Le manque de visibilité sur Vivendi tend à accentuer sa décote de conglomérat
La structure financière confortable de Vivendi à fin 2011 doit beaucoup à la trésorerie de sa filiale de jeux vidéos Activision Blizzard (2,7 milliards d’euros) et à la dette proportionnellement faible de Maroc Telecom.
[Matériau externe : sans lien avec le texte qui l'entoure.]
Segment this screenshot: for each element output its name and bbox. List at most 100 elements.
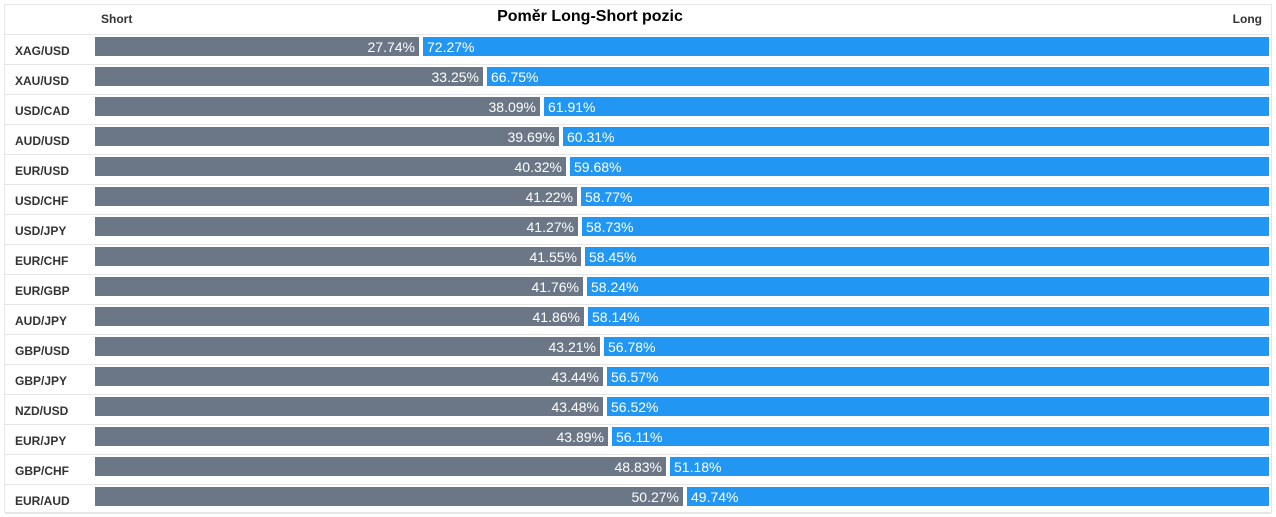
short-value-label: 43.89%	[556, 429, 604, 445]
pair-label: EUR/GBP	[15, 284, 70, 298]
bar-row: GBP/USD 43.21% 56.78%	[5, 334, 1271, 364]
bar-rows: XAG/USD 27.74% 72.27% XAU/USD 33.25% 66.75% US…	[5, 34, 1271, 514]
bar-row: GBP/CHF 48.83% 51.18%	[5, 454, 1271, 484]
short-bar: 43.48%	[95, 397, 603, 416]
long-value-label: 58.77%	[585, 189, 633, 205]
bar-row: AUD/JPY 41.86% 58.14%	[5, 304, 1271, 334]
short-bar: 39.69%	[95, 127, 559, 146]
short-value-label: 40.32%	[514, 159, 562, 175]
pair-label: AUD/JPY	[15, 314, 68, 328]
chart-header: Short Poměr Long-Short pozic Long	[0, 0, 1276, 34]
long-bar: 49.74%	[687, 487, 1269, 506]
long-value-label: 61.91%	[548, 99, 596, 115]
short-value-label: 48.83%	[614, 459, 662, 475]
short-bar: 40.32%	[95, 157, 566, 176]
pair-label: GBP/CHF	[15, 464, 69, 478]
short-value-label: 43.44%	[551, 369, 599, 385]
short-bar: 27.74%	[95, 37, 419, 56]
long-bar: 56.57%	[607, 367, 1269, 386]
short-value-label: 41.76%	[531, 279, 579, 295]
long-value-label: 49.74%	[691, 489, 739, 505]
long-value-label: 58.73%	[586, 219, 634, 235]
short-value-label: 27.74%	[367, 39, 415, 55]
long-value-label: 56.11%	[616, 429, 663, 445]
long-bar: 61.91%	[544, 97, 1269, 116]
short-bar: 41.55%	[95, 247, 581, 266]
long-value-label: 56.78%	[608, 339, 656, 355]
long-bar: 58.45%	[585, 247, 1269, 266]
bar-row: XAU/USD 33.25% 66.75%	[5, 64, 1271, 94]
pair-label: USD/JPY	[15, 224, 67, 238]
long-value-label: 58.45%	[589, 249, 637, 265]
long-value-label: 58.24%	[591, 279, 639, 295]
pair-label: GBP/JPY	[15, 374, 68, 388]
short-value-label: 50.27%	[631, 489, 679, 505]
short-bar: 43.89%	[95, 427, 608, 446]
long-value-label: 56.52%	[611, 399, 659, 415]
bar-row: USD/JPY 41.27% 58.73%	[5, 214, 1271, 244]
short-value-label: 41.22%	[525, 189, 573, 205]
bar-row: EUR/USD 40.32% 59.68%	[5, 154, 1271, 184]
long-bar: 60.31%	[563, 127, 1269, 146]
long-value-label: 51.18%	[674, 459, 722, 475]
pair-label: USD/CHF	[15, 194, 69, 208]
long-bar: 56.52%	[607, 397, 1269, 416]
bar-row: AUD/USD 39.69% 60.31%	[5, 124, 1271, 154]
bar-row: GBP/JPY 43.44% 56.57%	[5, 364, 1271, 394]
pair-label: EUR/JPY	[15, 434, 67, 448]
long-bar: 58.77%	[581, 187, 1269, 206]
short-bar: 41.22%	[95, 187, 577, 206]
short-value-label: 33.25%	[431, 69, 479, 85]
long-value-label: 59.68%	[574, 159, 622, 175]
long-value-label: 60.31%	[567, 129, 615, 145]
short-bar: 41.76%	[95, 277, 583, 296]
long-bar: 51.18%	[670, 457, 1269, 476]
short-value-label: 39.69%	[507, 129, 555, 145]
bar-row: USD/CHF 41.22% 58.77%	[5, 184, 1271, 214]
long-bar: 58.73%	[582, 217, 1269, 236]
short-value-label: 41.55%	[529, 249, 577, 265]
long-value-label: 58.14%	[592, 309, 640, 325]
short-bar: 43.21%	[95, 337, 600, 356]
short-value-label: 41.27%	[526, 219, 574, 235]
pair-label: NZD/USD	[15, 404, 69, 418]
chart-title: Poměr Long-Short pozic	[497, 8, 683, 25]
long-value-label: 56.57%	[611, 369, 659, 385]
short-legend-label: Short	[101, 12, 133, 26]
bar-row: XAG/USD 27.74% 72.27%	[5, 34, 1271, 64]
long-bar: 56.11%	[612, 427, 1269, 446]
pair-label: AUD/USD	[15, 134, 70, 148]
short-bar: 48.83%	[95, 457, 666, 476]
bar-row: EUR/CHF 41.55% 58.45%	[5, 244, 1271, 274]
short-bar: 43.44%	[95, 367, 603, 386]
short-value-label: 43.48%	[551, 399, 599, 415]
pair-label: EUR/CHF	[15, 254, 69, 268]
long-legend-label: Long	[1232, 12, 1262, 26]
bar-row: EUR/GBP 41.76% 58.24%	[5, 274, 1271, 304]
short-bar: 41.27%	[95, 217, 578, 236]
long-bar: 56.78%	[604, 337, 1269, 356]
pair-label: XAU/USD	[15, 74, 70, 88]
chart-frame	[4, 4, 1272, 513]
bar-row: USD/CAD 38.09% 61.91%	[5, 94, 1271, 124]
pair-label: EUR/USD	[15, 164, 70, 178]
pair-label: USD/CAD	[15, 104, 70, 118]
bar-row: EUR/AUD 50.27% 49.74%	[5, 484, 1271, 514]
long-value-label: 66.75%	[491, 69, 539, 85]
pair-label: EUR/AUD	[15, 494, 70, 508]
bar-row: NZD/USD 43.48% 56.52%	[5, 394, 1271, 424]
short-bar: 33.25%	[95, 67, 483, 86]
short-value-label: 43.21%	[548, 339, 596, 355]
long-bar: 66.75%	[487, 67, 1269, 86]
pair-label: XAG/USD	[15, 44, 70, 58]
bar-row: EUR/JPY 43.89% 56.11%	[5, 424, 1271, 454]
short-bar: 50.27%	[95, 487, 683, 506]
short-bar: 41.86%	[95, 307, 584, 326]
long-bar: 59.68%	[570, 157, 1269, 176]
pair-label: GBP/USD	[15, 344, 70, 358]
long-value-label: 72.27%	[427, 39, 475, 55]
long-bar: 58.14%	[588, 307, 1269, 326]
long-bar: 72.27%	[423, 37, 1269, 56]
short-value-label: 38.09%	[488, 99, 536, 115]
long-bar: 58.24%	[587, 277, 1269, 296]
Mais comme le notent les analystes de la Société Générale, cette dette nette de 12 milliards d’euros (1,4 fois l’excédent brut d’exploitation) «ne tient pas compte des 1,06 milliard décaissés en janvier 2012 sur les licences 4G attribuées en France en décembre». Elle exclut aussi les paiements potentiels sur les projets de transaction EMI dans la musique enregistrée et sur TVN dans l’audiovisuel en Pologne, qui représenteraient un montant cumulé de 1,17 milliard après les cessions envisagées du pôle musique.
Face à une dette atteignant alors 14,3 milliards (soit 1,8 fois l’Ebitda) et à la volonté de Vivendi de préserver son rating BBB, «le périmètre du groupe est donc figé, avec des rentes menacées (SFR, Maroc Telecom, Canal+) représentant 53% des actifs», estime CM-CIC Securities. D’autre part la rentabilité d’Activision (17% de l’actif brut) est fortement dépendante de deux produits-phares dont l’un montre déjà des signes de faiblesse. Environ 70% des actifs du groupe de communications sont donc à risque, la Société Générale tablant sur un recul d’un tiers du cash flow libre à 1,9 milliard cette année.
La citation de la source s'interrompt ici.